Structured Outputs
Purpose
Structured outputs guarantee that LLM responses conform to a specific schema — typed objects, validated JSON, or constrained string patterns — rather than returning free-form text. This is essential in production pipelines where downstream code depends on a specific data shape: extraction pipelines, classification, tool call arguments, database writes, and API responses. Without schema enforcement, even small format deviations cause parsing failures that are difficult to handle gracefully at scale.
Architecture
Three primary approaches exist on a spectrum from soft constraints to hard guarantees:
(a) Instructor — Pydantic + LLM + Validation Loop
Instructor wraps an LLM client (OpenAI, Anthropic, Cohere, etc.) and adds a retry loop around schema validation. The developer defines a Pydantic model; Instructor translates it into a JSON schema passed to the model via the function-calling API, parses the response back into the Pydantic model, and retries with validation errors in context if parsing fails.
User query → LLM (with schema) → JSON response → Pydantic parse
↑ |
└─── retry with error message ────────┘ (if invalid)
Supports nested models, optional fields, and custom validators. Retries can be configured with exponential backoff and max attempts.
(b) OpenAI JSON Mode / response_format
Setting response_format: {"type": "json_object"} instructs the model to output valid JSON. This is a soft constraint: the model tries to comply but the schema is not enforced beyond syntactic JSON validity. response_format: {"type": "json_schema", "json_schema": {...}} (OpenAI structured outputs, 2024) adds strict schema enforcement at the API level with 100% compliance guarantee for supported models.
(c) Constrained Generation — Guidance / Outlines
Grammar-constrained decoding at the token level: the sampling distribution is masked at each step to allow only tokens that extend a valid prefix according to the schema (regex, JSON schema, context-free grammar). Guarantees structurally valid output by construction — no retries needed. Requires access to the model’s logit layer, so only applicable to locally-deployed models.

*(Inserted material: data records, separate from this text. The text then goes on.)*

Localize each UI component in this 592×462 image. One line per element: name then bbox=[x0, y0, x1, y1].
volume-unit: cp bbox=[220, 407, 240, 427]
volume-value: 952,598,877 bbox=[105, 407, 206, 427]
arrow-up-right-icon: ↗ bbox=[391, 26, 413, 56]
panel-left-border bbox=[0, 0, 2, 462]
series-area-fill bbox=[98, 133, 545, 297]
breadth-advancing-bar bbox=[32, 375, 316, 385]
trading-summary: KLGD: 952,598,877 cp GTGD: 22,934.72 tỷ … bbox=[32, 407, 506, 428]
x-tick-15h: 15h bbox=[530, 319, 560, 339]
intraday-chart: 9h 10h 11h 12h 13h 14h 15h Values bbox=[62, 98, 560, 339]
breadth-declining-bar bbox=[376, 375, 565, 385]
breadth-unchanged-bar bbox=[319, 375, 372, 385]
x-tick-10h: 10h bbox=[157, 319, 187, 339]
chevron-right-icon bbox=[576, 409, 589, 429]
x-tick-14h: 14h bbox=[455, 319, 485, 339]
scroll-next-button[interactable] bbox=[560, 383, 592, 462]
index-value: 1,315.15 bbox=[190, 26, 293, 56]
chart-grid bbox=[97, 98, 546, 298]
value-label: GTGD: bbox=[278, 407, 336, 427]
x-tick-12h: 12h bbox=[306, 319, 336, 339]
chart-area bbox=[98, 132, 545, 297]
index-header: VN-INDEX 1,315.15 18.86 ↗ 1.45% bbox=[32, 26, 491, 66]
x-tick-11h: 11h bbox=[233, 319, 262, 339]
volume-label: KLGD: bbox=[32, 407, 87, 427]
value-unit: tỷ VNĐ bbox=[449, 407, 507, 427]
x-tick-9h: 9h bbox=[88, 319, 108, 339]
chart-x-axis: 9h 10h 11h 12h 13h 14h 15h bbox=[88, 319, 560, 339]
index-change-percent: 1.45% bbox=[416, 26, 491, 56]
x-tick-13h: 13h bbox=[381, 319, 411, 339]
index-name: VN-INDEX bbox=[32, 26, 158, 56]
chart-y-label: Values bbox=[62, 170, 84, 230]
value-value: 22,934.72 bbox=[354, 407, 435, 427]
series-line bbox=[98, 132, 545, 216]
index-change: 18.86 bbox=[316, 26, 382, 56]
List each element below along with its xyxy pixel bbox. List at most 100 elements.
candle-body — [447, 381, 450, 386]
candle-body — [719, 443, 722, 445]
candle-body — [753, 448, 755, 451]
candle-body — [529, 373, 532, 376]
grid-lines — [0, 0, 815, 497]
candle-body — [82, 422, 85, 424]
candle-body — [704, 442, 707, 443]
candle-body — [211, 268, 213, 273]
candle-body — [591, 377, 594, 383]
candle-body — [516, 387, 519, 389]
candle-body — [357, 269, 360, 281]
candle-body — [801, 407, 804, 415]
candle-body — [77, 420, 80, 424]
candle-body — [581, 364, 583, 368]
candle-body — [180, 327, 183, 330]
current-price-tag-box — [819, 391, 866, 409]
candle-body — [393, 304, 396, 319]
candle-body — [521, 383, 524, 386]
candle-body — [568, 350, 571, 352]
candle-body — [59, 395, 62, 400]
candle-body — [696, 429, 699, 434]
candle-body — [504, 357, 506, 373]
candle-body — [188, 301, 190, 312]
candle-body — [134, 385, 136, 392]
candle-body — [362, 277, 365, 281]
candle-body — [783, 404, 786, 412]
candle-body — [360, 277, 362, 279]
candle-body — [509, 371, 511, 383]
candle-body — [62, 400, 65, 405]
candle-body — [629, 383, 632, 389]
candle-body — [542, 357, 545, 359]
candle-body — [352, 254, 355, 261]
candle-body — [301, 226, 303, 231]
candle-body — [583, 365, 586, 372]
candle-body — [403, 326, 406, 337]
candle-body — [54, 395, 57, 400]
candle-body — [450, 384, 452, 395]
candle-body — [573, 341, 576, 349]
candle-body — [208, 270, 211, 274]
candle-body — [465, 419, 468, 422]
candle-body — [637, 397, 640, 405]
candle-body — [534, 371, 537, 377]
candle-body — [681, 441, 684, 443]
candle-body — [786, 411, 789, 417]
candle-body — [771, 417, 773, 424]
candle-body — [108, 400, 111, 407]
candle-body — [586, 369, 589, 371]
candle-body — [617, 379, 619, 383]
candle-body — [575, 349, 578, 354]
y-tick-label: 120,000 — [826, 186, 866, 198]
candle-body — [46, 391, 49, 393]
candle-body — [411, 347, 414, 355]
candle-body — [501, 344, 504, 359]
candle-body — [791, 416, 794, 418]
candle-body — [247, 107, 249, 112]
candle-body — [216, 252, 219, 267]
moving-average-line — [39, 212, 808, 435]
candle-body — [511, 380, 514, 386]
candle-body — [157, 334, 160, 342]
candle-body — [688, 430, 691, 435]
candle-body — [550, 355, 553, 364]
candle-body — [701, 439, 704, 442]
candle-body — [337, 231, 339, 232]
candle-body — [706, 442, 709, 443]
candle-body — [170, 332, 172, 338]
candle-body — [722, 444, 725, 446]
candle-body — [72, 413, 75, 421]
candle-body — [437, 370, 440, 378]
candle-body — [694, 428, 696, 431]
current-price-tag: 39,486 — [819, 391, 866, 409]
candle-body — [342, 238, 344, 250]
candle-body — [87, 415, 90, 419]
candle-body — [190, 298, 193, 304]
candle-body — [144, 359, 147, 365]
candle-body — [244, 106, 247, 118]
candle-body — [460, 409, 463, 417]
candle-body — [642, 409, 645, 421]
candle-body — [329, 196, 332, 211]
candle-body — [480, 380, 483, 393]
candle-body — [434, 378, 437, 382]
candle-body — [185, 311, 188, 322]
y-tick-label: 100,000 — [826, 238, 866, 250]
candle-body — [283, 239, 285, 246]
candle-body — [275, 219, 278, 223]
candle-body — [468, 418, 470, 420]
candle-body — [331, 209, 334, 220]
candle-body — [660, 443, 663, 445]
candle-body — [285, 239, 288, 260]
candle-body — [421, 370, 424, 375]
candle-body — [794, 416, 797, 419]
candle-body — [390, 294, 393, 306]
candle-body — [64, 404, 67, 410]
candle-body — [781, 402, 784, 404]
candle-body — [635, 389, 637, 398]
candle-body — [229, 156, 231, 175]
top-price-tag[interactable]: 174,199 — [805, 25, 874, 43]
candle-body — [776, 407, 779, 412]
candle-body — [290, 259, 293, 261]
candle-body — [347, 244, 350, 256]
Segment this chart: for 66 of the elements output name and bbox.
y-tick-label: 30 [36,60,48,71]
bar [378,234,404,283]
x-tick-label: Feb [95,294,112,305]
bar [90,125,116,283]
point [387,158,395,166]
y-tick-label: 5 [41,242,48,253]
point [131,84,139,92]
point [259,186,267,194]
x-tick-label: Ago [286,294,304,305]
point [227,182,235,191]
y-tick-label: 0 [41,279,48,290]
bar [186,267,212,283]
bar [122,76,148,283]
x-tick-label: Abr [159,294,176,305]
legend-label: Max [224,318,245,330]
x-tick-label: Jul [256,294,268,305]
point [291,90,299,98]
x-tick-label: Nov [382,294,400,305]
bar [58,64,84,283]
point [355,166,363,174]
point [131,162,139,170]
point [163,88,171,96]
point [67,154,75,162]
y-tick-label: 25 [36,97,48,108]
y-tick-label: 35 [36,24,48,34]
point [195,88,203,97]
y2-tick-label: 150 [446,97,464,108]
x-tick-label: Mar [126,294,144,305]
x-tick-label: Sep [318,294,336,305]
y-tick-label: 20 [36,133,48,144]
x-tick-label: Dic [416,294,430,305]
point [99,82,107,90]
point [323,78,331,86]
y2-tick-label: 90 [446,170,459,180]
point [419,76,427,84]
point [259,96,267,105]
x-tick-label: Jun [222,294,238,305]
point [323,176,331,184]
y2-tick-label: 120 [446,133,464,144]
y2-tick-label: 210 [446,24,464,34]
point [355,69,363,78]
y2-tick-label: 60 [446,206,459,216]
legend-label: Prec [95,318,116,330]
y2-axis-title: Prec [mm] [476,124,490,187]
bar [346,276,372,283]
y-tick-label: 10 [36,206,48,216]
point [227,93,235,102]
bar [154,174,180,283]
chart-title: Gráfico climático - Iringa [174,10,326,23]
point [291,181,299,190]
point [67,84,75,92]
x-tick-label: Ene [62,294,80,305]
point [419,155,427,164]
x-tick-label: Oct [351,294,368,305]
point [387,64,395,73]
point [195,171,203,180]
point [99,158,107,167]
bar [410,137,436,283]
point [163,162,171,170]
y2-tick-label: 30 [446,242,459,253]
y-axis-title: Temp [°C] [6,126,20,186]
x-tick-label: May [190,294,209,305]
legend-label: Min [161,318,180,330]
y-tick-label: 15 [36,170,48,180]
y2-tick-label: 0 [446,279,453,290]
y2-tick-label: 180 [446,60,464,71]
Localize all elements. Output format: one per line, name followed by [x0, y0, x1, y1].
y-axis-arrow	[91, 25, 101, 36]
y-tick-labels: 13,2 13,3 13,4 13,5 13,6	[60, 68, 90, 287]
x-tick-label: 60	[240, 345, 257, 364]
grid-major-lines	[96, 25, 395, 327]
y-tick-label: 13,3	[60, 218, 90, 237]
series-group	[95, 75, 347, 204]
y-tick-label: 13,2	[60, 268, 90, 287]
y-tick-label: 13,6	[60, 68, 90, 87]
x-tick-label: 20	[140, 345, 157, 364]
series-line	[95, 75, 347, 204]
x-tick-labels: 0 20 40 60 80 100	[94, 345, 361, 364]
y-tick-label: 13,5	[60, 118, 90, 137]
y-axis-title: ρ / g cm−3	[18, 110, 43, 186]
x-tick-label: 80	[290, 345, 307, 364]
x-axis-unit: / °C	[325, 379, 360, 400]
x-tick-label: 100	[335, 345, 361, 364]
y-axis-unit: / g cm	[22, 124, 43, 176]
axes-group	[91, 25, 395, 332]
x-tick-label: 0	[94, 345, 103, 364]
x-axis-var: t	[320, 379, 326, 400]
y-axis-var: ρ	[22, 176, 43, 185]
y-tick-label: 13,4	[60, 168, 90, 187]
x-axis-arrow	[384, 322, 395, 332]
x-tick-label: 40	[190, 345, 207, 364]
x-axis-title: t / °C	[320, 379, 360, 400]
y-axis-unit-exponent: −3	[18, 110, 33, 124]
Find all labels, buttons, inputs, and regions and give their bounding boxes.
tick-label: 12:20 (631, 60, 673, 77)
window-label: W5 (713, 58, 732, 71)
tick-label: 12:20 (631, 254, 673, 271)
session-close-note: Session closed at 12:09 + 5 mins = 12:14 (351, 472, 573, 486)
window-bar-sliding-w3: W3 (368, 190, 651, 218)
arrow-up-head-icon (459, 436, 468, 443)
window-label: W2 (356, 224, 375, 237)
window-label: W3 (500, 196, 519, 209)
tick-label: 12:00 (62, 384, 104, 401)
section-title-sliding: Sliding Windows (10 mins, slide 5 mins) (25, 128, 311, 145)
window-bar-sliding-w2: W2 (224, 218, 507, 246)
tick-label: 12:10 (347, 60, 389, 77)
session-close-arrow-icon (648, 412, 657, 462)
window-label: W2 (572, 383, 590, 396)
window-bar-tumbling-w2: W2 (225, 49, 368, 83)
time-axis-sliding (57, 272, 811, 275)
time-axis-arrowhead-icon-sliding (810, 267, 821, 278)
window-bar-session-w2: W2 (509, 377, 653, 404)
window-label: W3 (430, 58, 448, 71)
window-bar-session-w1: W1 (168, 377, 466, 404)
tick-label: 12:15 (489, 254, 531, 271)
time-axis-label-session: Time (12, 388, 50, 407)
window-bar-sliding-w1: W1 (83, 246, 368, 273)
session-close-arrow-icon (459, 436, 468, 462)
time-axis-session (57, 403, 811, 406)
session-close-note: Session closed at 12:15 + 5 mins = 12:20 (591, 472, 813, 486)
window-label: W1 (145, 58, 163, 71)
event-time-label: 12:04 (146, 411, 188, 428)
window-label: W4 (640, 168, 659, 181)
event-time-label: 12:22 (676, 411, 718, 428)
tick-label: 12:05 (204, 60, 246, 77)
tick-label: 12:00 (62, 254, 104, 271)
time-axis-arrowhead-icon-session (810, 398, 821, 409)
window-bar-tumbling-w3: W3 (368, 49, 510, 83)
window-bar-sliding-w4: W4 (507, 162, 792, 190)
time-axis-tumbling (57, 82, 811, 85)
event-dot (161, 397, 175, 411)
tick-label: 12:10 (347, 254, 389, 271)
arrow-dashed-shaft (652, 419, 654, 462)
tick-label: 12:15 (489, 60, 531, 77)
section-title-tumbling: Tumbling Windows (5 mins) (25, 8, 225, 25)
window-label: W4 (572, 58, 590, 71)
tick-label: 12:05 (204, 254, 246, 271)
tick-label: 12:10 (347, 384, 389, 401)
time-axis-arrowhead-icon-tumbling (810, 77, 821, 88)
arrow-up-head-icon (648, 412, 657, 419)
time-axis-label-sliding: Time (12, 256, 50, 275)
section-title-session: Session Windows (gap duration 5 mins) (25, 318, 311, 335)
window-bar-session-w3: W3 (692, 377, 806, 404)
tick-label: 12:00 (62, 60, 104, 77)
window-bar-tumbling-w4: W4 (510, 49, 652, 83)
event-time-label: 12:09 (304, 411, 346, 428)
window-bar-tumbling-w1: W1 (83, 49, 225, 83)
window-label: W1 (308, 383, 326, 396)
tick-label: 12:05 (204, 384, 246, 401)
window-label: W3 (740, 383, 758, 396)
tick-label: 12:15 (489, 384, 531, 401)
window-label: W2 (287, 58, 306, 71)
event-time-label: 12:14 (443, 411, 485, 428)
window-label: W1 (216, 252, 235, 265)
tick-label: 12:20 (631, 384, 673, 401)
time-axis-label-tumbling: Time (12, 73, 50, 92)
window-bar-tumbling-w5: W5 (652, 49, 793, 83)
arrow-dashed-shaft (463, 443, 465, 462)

Pydantic semantic validators layer additional business logic on top of structural validation: value range constraints (Field(ge=0, le=1)), regex patterns, cross-field validation with @model_validator.
Implementation Notes
Instructor quickstart
import instructor
from openai import OpenAI
from pydantic import BaseModel
client = instructor.patch(OpenAI())
class UserProfile(BaseModel):
name: str
age: int
email: str
profile = client.chat.completions.create(
model="gpt-4o",
response_model=UserProfile,
messages=[{"role": "user", "content": "Extract: John Smith, 34, john@example.com"}]
)
# profile is a validated UserProfile instanceNested models work transparently with Instructor — define child Pydantic models and reference them as field types.
Validation retries: Instructor passes the Pydantic ValidationError message back to the model in a follow-up turn, giving it the opportunity to correct the output. Set max_retries=3 to bound retry loops.
Guidance constrained generation
import guidance
lm = guidance.models.LlamaCpp(model_path)
with guidance.user():
lm += "Extract the sentiment: " + user_input
with guidance.assistant():
lm += guidance.select(["positive", "negative", "neutral"], name="sentiment")When to use structured outputs
- Information extraction pipelines (entities, relations, attributes from documents)
- Classification with a fixed label set
- Tool call argument population (see Function Calling)
- Structured analytics responses (charts data, table rows)
- Any output that feeds directly into typed application code
OpenAI Structured Outputs (strict mode) is the lowest-friction path when using the OpenAI API and the schema can be expressed in the supported subset of JSON Schema. Use Instructor when you need cross-provider portability, richer validation logic, or automatic retries.
Trade-offs
| Approach | Guarantee | Dev UX | Requires local model | Notes |
|---|---|---|---|---|
| Prompting only | None | Simple | No | Fragile at scale |
| JSON mode | Syntactic JSON | Low overhead | No | No schema enforcement |
| OpenAI Structured Outputs | Schema + type | Good | No | OpenAI-only, strict schema subset |
| Instructor | Pydantic semantics | Excellent | No | Retries = extra API calls |
| Constrained generation | Hard guarantee | Complex | Yes | Only local models; no retries needed |
Instructor strikes the best developer experience balance for most API-based production systems. Constrained generation is the right choice when absolute output guarantees are required and a local model is available (e.g., embedded systems, regulated environments).
References
- Instructor documentation: https://python.useinstructor.com
- OpenAI Structured Outputs: https://platform.openai.com/docs/guides/structured-outputs
- Guidance (Microsoft): https://github.com/guidance-ai/guidance
- Outlines: https://github.com/outlines-dev/outlines
- Willard & Louf (2023). Efficient Guided Generation for Large Language Models.